Texas Roots
Texans established trail driving as a regular occupation. In 1836, when Texas was still part of Mexico, there was a "Beef Trail" to New Orleans. In the 1840s the Tejanos extended their markets northward into Missouri. The towns of Sedalia, Baxter Springs, Springfield, and St. Louis became principal markets. During the 1850s, emigration and freighting from the Missouri River westward caused a rise in demand for oxen. In 1858, the firm of Russell, Majors and Waddell utilized about 40,000 oxen. Longhorns were trained by the thousands for work oxen. Herds of longhorns were driven to Chicago, and at least one herd was driven all the way to New York.

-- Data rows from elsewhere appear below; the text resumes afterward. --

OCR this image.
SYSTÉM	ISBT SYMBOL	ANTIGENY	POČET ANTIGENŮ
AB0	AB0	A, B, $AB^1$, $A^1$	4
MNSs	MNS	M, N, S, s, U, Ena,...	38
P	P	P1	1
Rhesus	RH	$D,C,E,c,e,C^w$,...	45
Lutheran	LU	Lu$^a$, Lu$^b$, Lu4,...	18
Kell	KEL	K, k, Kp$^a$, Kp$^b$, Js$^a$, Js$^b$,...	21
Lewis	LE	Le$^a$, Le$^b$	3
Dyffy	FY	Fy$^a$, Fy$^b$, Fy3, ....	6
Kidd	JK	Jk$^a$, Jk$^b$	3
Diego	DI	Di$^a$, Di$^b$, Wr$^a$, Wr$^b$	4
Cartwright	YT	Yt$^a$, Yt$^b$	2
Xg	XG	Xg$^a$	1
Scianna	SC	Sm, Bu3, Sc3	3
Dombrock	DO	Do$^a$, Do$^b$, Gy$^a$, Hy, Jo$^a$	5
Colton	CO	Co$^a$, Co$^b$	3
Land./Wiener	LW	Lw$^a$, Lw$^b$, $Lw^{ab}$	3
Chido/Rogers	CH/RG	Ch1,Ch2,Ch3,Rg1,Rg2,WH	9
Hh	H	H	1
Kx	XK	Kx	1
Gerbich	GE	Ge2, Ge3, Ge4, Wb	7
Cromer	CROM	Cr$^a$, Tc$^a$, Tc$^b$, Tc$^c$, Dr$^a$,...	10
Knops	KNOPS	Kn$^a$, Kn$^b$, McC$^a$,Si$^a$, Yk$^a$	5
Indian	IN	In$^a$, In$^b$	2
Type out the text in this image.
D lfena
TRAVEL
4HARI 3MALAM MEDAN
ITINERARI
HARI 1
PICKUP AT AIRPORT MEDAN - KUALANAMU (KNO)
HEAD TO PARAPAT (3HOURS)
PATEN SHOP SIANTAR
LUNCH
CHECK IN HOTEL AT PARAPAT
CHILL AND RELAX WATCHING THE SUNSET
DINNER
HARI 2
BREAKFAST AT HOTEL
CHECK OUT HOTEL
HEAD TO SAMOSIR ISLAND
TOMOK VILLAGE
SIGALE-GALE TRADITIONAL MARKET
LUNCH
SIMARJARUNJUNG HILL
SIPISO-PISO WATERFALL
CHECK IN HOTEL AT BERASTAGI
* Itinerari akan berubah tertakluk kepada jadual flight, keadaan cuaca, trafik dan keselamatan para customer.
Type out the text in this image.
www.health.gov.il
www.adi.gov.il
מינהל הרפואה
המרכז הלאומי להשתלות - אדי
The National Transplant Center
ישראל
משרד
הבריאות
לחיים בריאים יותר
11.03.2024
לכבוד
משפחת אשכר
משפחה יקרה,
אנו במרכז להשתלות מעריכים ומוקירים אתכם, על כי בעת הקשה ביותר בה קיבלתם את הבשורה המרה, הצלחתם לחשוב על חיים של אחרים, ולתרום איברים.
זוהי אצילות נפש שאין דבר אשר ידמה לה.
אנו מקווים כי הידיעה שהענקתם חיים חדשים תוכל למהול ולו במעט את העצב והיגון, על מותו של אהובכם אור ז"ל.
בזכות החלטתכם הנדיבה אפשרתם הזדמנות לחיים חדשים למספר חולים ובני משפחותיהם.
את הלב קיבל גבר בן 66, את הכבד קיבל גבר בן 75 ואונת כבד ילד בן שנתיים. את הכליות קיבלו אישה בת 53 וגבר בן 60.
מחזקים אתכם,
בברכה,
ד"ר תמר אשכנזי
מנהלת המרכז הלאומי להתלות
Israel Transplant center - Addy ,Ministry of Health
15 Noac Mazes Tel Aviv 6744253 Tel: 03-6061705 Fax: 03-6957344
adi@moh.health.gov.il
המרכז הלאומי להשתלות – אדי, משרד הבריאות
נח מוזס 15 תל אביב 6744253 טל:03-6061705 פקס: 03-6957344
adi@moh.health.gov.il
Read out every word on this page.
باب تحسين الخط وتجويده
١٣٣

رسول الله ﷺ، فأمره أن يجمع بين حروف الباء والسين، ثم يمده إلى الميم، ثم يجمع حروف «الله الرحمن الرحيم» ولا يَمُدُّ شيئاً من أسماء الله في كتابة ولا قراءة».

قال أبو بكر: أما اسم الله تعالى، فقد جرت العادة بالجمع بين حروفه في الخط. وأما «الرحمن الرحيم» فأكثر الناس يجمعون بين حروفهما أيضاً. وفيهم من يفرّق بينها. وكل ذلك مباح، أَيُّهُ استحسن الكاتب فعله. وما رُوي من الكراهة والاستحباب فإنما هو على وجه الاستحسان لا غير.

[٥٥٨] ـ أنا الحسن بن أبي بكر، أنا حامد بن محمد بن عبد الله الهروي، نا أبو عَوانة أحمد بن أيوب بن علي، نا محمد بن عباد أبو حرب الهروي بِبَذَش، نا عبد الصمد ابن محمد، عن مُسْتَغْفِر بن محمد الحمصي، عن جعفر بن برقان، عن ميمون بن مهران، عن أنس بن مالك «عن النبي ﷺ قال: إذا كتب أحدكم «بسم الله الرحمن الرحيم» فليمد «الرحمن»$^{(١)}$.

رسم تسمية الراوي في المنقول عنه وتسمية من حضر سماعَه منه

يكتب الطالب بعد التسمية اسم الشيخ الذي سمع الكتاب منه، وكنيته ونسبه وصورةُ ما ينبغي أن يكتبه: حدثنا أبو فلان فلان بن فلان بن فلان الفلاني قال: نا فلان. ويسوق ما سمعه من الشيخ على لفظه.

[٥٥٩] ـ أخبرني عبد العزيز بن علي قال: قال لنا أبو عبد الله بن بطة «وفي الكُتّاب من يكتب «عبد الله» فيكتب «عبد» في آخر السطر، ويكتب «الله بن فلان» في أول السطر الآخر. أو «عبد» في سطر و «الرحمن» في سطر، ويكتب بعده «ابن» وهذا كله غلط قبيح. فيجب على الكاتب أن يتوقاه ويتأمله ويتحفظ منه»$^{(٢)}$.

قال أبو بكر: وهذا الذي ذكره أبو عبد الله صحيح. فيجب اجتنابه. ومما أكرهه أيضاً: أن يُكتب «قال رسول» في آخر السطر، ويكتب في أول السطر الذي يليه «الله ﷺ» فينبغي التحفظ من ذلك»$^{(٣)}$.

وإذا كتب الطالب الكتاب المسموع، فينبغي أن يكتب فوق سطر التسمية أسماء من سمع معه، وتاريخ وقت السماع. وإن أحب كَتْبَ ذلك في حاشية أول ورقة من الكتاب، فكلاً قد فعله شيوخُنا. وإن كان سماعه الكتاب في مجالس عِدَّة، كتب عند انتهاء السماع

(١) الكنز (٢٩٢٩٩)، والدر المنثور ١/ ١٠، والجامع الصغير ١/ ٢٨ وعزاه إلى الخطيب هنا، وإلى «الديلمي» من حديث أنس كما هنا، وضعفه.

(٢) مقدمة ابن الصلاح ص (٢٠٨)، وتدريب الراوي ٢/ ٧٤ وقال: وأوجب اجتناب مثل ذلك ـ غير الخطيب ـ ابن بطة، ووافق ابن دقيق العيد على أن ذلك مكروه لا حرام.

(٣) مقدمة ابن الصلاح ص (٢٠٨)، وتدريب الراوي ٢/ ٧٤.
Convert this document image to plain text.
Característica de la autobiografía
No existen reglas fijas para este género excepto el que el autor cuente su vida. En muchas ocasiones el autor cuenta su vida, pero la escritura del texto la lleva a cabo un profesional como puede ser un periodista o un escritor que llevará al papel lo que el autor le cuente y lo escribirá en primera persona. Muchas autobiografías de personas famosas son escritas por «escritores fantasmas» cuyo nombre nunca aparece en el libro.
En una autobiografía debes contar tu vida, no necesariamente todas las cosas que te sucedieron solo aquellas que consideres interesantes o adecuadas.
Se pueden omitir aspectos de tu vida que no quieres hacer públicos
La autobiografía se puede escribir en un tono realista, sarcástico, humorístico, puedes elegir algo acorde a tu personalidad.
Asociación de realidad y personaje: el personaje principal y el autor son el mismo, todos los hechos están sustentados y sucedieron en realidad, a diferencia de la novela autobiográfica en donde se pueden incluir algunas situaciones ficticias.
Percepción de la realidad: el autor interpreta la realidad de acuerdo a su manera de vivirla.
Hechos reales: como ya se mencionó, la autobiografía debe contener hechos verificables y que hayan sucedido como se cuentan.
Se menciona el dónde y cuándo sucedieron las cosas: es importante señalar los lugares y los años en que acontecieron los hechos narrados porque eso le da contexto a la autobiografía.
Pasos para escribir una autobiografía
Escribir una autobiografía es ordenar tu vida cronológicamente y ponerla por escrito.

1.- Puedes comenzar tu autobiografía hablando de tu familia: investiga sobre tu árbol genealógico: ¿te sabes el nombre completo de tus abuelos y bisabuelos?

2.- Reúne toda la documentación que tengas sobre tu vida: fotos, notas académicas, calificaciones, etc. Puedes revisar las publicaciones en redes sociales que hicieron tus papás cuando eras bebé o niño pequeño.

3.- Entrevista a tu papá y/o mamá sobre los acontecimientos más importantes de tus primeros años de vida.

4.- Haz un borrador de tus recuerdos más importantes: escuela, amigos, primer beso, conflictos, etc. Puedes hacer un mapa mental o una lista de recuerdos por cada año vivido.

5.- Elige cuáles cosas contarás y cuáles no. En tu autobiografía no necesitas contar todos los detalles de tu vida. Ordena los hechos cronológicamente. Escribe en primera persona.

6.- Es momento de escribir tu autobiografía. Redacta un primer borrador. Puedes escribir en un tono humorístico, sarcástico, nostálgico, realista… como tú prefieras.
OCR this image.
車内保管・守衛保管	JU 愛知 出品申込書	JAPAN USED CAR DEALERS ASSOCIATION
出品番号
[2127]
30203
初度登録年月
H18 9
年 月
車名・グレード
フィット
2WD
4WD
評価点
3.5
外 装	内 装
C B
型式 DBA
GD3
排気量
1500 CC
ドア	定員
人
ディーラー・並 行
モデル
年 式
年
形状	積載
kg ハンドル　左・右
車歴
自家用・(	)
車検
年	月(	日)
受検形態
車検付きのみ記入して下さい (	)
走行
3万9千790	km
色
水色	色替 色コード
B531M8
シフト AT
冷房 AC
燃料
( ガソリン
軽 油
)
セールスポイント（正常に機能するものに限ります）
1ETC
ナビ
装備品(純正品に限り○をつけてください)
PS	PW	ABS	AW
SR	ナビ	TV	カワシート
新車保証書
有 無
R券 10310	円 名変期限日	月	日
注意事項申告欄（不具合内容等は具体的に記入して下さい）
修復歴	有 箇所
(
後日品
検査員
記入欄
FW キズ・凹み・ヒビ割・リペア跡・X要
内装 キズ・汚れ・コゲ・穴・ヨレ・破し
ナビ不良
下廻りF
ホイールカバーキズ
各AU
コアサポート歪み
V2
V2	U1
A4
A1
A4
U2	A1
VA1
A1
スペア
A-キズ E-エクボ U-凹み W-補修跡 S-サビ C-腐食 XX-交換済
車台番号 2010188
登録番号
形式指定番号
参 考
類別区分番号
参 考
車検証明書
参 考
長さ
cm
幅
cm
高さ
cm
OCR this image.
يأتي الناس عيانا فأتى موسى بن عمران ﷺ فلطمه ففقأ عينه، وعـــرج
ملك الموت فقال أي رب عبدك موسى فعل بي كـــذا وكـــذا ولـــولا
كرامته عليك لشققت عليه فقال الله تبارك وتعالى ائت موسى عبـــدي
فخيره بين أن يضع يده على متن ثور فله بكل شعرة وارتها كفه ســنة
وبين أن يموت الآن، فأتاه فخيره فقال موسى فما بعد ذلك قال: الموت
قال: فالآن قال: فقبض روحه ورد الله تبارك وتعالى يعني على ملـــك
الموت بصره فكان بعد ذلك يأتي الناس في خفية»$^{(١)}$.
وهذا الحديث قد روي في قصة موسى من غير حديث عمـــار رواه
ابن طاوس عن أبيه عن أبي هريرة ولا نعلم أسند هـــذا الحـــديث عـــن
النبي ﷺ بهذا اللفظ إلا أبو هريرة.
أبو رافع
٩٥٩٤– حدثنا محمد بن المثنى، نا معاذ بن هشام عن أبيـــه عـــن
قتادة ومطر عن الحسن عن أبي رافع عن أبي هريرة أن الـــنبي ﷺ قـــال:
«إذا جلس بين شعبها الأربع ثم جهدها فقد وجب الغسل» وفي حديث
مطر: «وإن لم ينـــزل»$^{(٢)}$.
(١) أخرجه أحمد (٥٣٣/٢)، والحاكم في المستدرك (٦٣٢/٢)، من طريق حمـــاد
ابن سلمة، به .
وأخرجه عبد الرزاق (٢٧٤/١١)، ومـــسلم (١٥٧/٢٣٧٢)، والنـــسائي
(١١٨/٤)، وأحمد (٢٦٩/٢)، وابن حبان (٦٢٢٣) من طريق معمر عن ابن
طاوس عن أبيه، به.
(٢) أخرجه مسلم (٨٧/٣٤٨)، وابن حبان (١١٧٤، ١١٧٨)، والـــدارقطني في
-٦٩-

The gold boom in California in the 1850s created a demand for beef and provided people with the cash to pay for it. Thus, though most cattle were obtained locally or from Mexico, very long drives were attempted. Australians began cattle drives to ports for shipment of beef to San Francisco and, after freezing methods were developed, all the way to Britain. In 1853 the Italian aristocrat Leonetto Cipriani undertook a drive from St. Louis to San Francisco along the California Trail; he returned to Europe in 1855 with large profits.
During the American Civil War before the Union seized the Mississippi River in 1863, Texans drove cattle into the Confederacy for the use of the Confederate Army. In October, 1862 a Union naval patrol on the southern Mississippi River captured 1,500 head of Longhorns which had been destined for Confederate military posts in Louisiana. The permanent loss of the main cattle supply after 1863 was a serious blow to the Confederate Army.
However, in 1865 at the end of the Civil War, Philip Danforth Armour opened a meat packing plant in Chicago known as Armour and Company, and with the expansion of the meat packing industry, the demand for beef increased significantly. By 1866, cattle could be sold to northern markets for as much as $40 per head, making it potentially profitable for cattle, particularly from Texas, to be herded long distances to market.